The simplified procedure is available to the undertakings concerned if (i) none of them is active in the same relevant market or their combined market share in a market is lower than 15% and (ii) none of them is active in a market vertically linked to the relevant market, or the undertakings' market share in any such market is lower than 25%. The simplified procedure is also available if an undertaking is acquiring sole control over a joint venture over which it previously exercised joint control.
Compared to the standard merger clearance application, the application for approval is based on a simplified questionnaire, which omits the detailed discussion of relevant markets and general conditions in those markets. These general conditions include the structure of supply and demand, the conditions for market entry, the significance of research and development for long-term competitiveness in the individual markets, the existence of cooperation agreements and associations of undertakings relevant to the assessed concentration.
Upon receipt of the simplified merger clearance application, the Office for Protection of Economic Competition announces the launch of the simplified procedure without undue delay on the internet and stipulates a deadline for filing objections against the notified concentration; the announcement of the launch is not published in the Commercial Bulletin (as in the standard clearance procedure).
If the Office concludes within the scope of the simplified procedure that the concentration is subject to notification and that the Office needs additional information to make a proper assessment, it dispatches a request to the participants in the proceeding within 20 days from the date of notification requesting the filing of a full merger clearance application.
If the Office concludes that it does not require additional information, it issues a clearance decision within the same period. The reasoning of the clearance is limited to the identification of the concentrating undertakings, definition of the relevant market or the sector in which the concentrating undertakings are active and the fact that the clearance has been issued within the scope of a simplified procedure. If the Office does not render the decision within the specified period, the concentration is deemed approved.
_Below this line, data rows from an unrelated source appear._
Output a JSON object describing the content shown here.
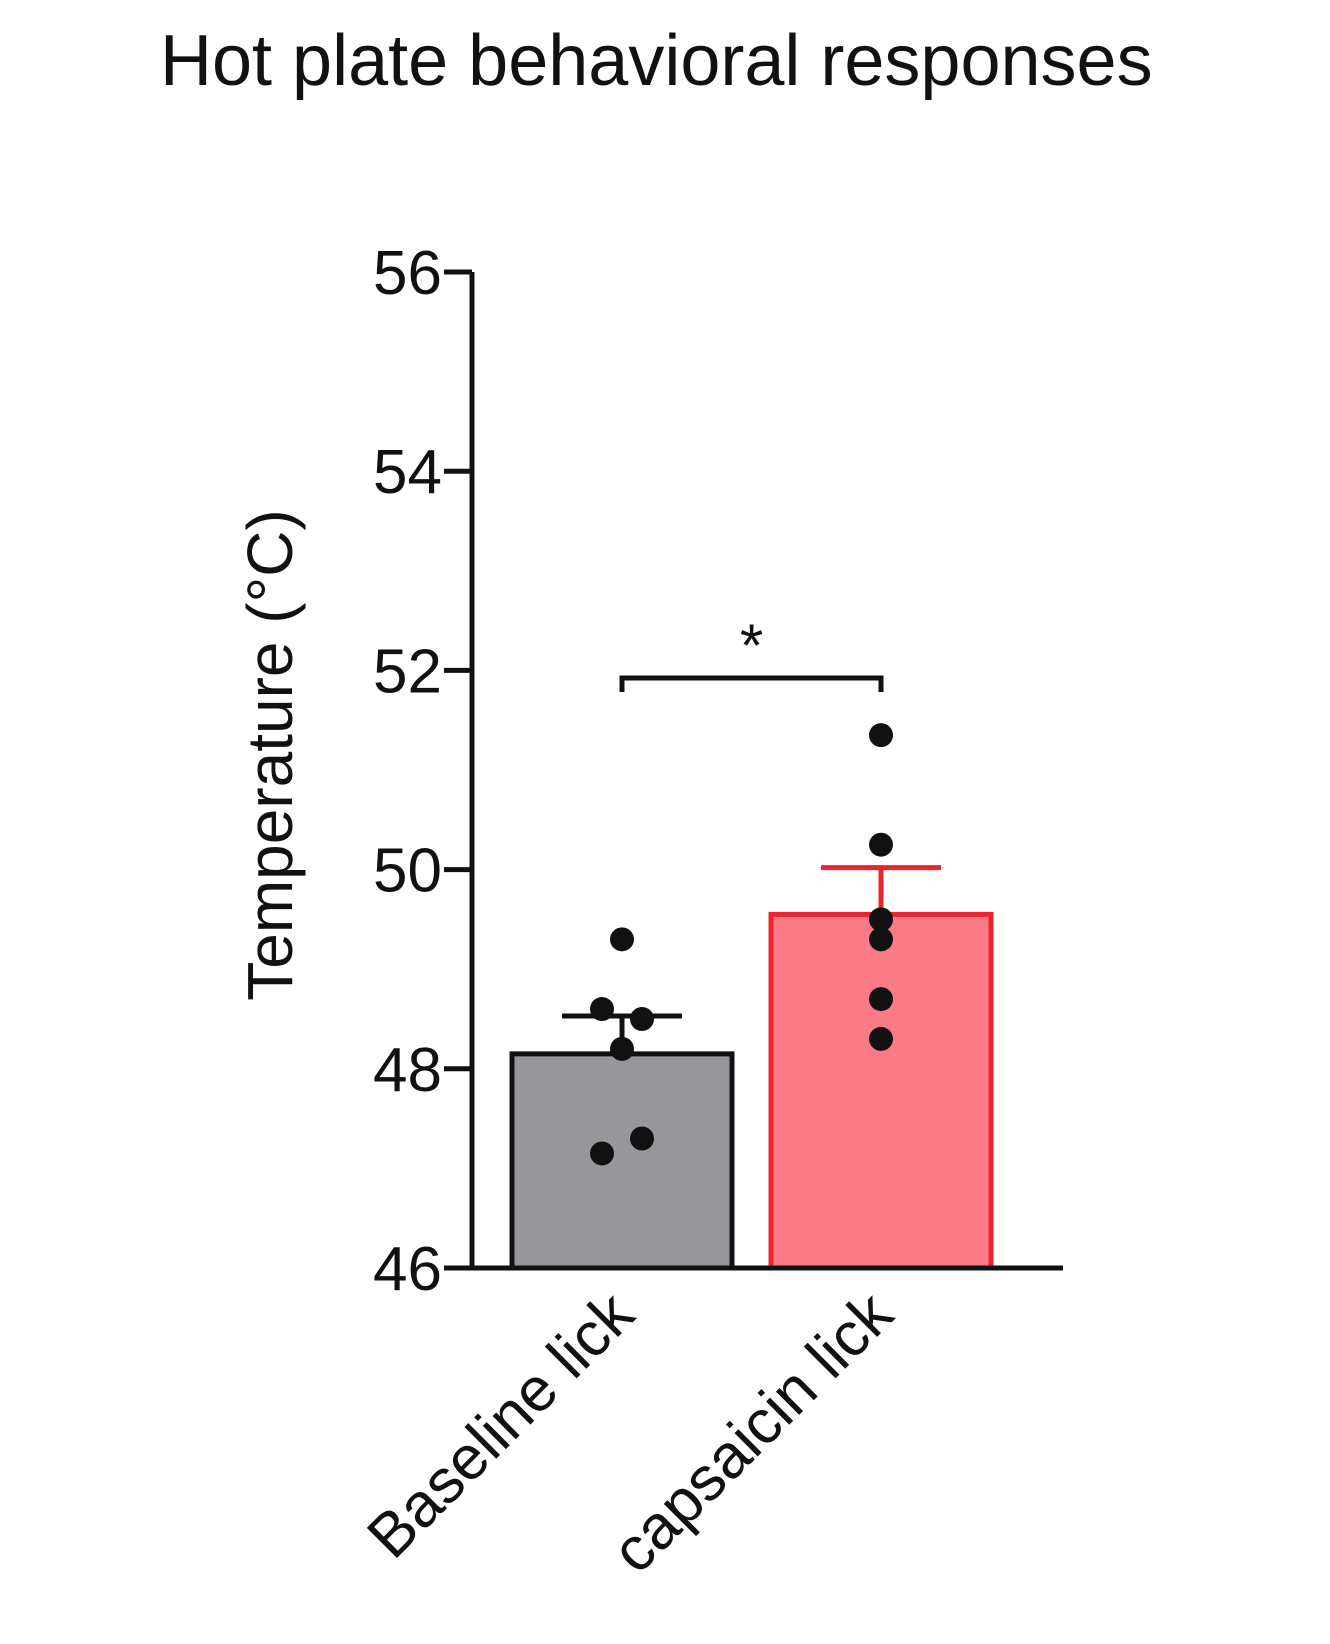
{
  "chart_data": {
    "type": "bar",
    "title": "Hot plate behavioral responses",
    "xlabel": "",
    "ylabel": "Temperature (°C)",
    "ylim": [
      46,
      56
    ],
    "yticks": [
      46,
      48,
      50,
      52,
      54,
      56
    ],
    "ytick_labels": [
      "46",
      "48",
      "50",
      "52",
      "54",
      "56"
    ],
    "categories": [
      "Baseline lick",
      "capsaicin lick"
    ],
    "values": [
      48.15,
      49.55
    ],
    "error": [
      0.38,
      0.47
    ],
    "points": [
      [
        49.3,
        48.6,
        48.5,
        48.2,
        47.3,
        47.15
      ],
      [
        51.35,
        50.25,
        49.5,
        49.3,
        48.7,
        48.3
      ]
    ],
    "bar_fill": [
      "#97969b",
      "#fa7a85"
    ],
    "bar_edge": [
      "#111111",
      "#ee2330"
    ],
    "significance": {
      "between": [
        0,
        1
      ],
      "label": "*"
    },
    "grid": false,
    "legend": "none"
  }
}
The new simplified procedure has been received well by investors as it reduces the costs and the time required to obtain merger clearance; however, the filing fee is the same for the standard and simplified procedure (Kc100,000, or approximately 4,000). Although the standard review procedure is also limited to 30 days, the preparation of a full filing is typically more time-consuming and the Office often asks additional questions after filing that suspend the period for decision until the questions are answered.